Off and on throughout the summer I have been reading "Anatomy of the Spirit" by Carolyn Myss. At times she does make it sound like we cause our disease but at others she is far more pragmatic. She notes, "People rarely choose consciously to create an illness. Rather, illnesses develop as a consequence of behavioral patterns that we do not realize are biologically toxic until they have become so." She also states, "It sometimes takes a concentrated effort to shift your mind to allow yourself to heal." I can accept both of these claims.

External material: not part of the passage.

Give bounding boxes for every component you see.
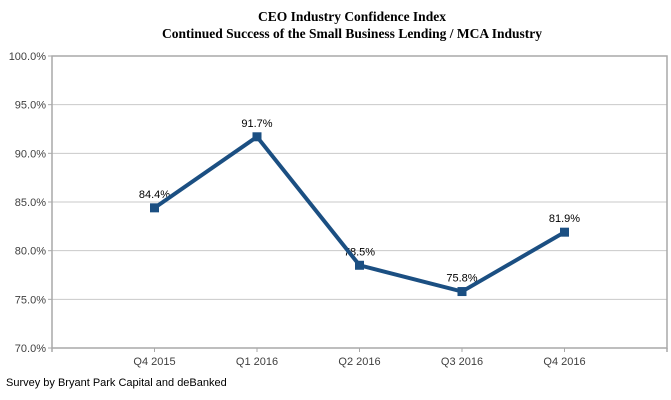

I already know what behavior patterns contribute to my illness the most without being told by someone else. It is my type A behavior that gets me in trouble. It is taking on too much and never saying "no." It is also not taking time out for the things I enjoy or the relaxation that I need. I believe that it does take a "concentrated effort to shift the mind" but in this respect I was lucky to get diagnosed with MS quickly. Once I knew I had the disease, I was truly motivated to make the necessary lifestyle changes to keep my health and sanity. I feel that I am entering a time of greater balance than I have ever previously know. Only time will tell if I can maintain this course but at the moment, "I can see all the obstacles in my way" and I am ready to confront them.

11 comments:

pat said...

About eight years ago, I became an anosmiac(meaning complete loss or absense of smell)I can't begin to tell you what a loss it was.(no smell, no taste)Most people including myself had never heard of it, AND it was an invisible ailment, so of course wasn't recognized as "real".Over the course of three years I was told to"learn to live with it", and make my adjustments. I turned out to be one of the lucky few who regained my smell.(I was a viral case)So though I can't fully absorb your MS with intimacy,I have some knowledge of what your diagnosis must be like.Your blogs (and others I visit) are a remarkable response to all that befalls us.Your challenges seem to make you a warrior of sorts, rather than a victim.

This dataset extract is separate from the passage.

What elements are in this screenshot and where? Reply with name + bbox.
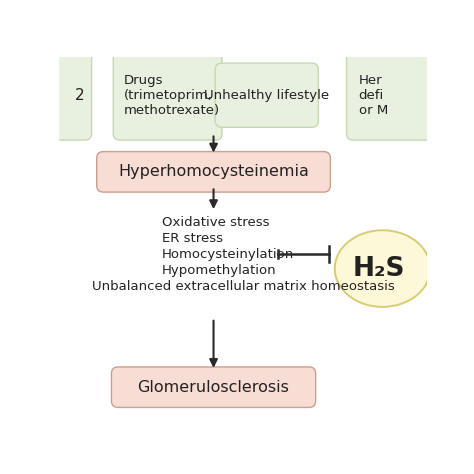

Denver Refashionista said...

Warrior eh? I like that :)

pat said...

yes, warrior in the best sense of the word.A conquerer so to speak regarding certain fears I'm sure you have.I find your words are filled with a strength that glistens in it's efforts to find purpose. I almost feel like an intruder into the world you guys have, but something about your blog touched me. Hope you don't mind.I mentioned before I have a relative who blogs within your community, and quite by a stroke arrived at your blog. I also am a life student wandering about to learn (and I guess teach if I am able)I find the human condition a fascinating and eternal lesson.

Blinders Off said...

Nadja,

Learning how to say "NO" and not feeling GUILTY for saying NO helped me see clearly living with MS.

Jen said...

Hi Nadja---

I commend you on your ability to teach others. I substitute taught a couple of times, and I had to keep myself from just walking out of the classroom and getting into my car and zooooooming away! So having MS and teaching kids is a major achievement. That in itself is something to be proud of....

Jen

Denver Refashionista said...

Pat, I'm glad you are looking into my world. Although I have MS, it is a very small piece of who I am. I write more about my own quest for actualization and transformation than I do anything else. MS has been a powerful catalyst for change.

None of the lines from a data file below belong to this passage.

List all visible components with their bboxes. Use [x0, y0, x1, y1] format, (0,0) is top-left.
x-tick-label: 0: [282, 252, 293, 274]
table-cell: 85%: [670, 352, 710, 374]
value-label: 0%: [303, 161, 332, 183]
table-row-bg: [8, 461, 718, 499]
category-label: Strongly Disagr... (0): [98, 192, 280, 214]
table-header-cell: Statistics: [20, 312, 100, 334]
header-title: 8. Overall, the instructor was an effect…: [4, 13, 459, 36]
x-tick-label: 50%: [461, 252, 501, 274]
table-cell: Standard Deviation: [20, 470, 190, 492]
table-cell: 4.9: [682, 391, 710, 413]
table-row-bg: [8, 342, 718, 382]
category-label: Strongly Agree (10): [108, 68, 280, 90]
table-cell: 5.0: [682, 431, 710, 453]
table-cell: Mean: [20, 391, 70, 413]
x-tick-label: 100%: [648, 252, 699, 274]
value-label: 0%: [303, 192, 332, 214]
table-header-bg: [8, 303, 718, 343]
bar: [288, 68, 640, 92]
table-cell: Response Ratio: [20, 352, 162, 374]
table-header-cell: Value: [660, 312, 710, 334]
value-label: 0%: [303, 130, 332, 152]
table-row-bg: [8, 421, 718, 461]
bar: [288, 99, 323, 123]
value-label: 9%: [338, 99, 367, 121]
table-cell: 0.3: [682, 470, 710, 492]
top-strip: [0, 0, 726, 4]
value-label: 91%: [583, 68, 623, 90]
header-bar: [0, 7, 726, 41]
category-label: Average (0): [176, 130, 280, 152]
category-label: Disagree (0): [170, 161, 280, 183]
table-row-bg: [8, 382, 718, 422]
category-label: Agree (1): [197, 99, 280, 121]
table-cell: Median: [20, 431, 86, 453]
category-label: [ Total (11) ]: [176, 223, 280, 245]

Denver Refashionista said...

Jen, I love teaching. That is actually a huge motivator for this blog. As I find my way down the pathes of life, growth and MS I love to share what I am going through in a candid, honest manner that I hope will also inspire and help others. Part of my "true self" that I have unearthed is the natural teacher inside of me.

pat said...

So I see!

Diane J Standiford said...

Congratulations! And I too love that song. Control your life. Go girl!

Denver Refashionista said...

Thanks ladies

Bubbie said...

Great Post. Getting yourself as a priority and learning to say NO is a big step. MS taught me how to say NO.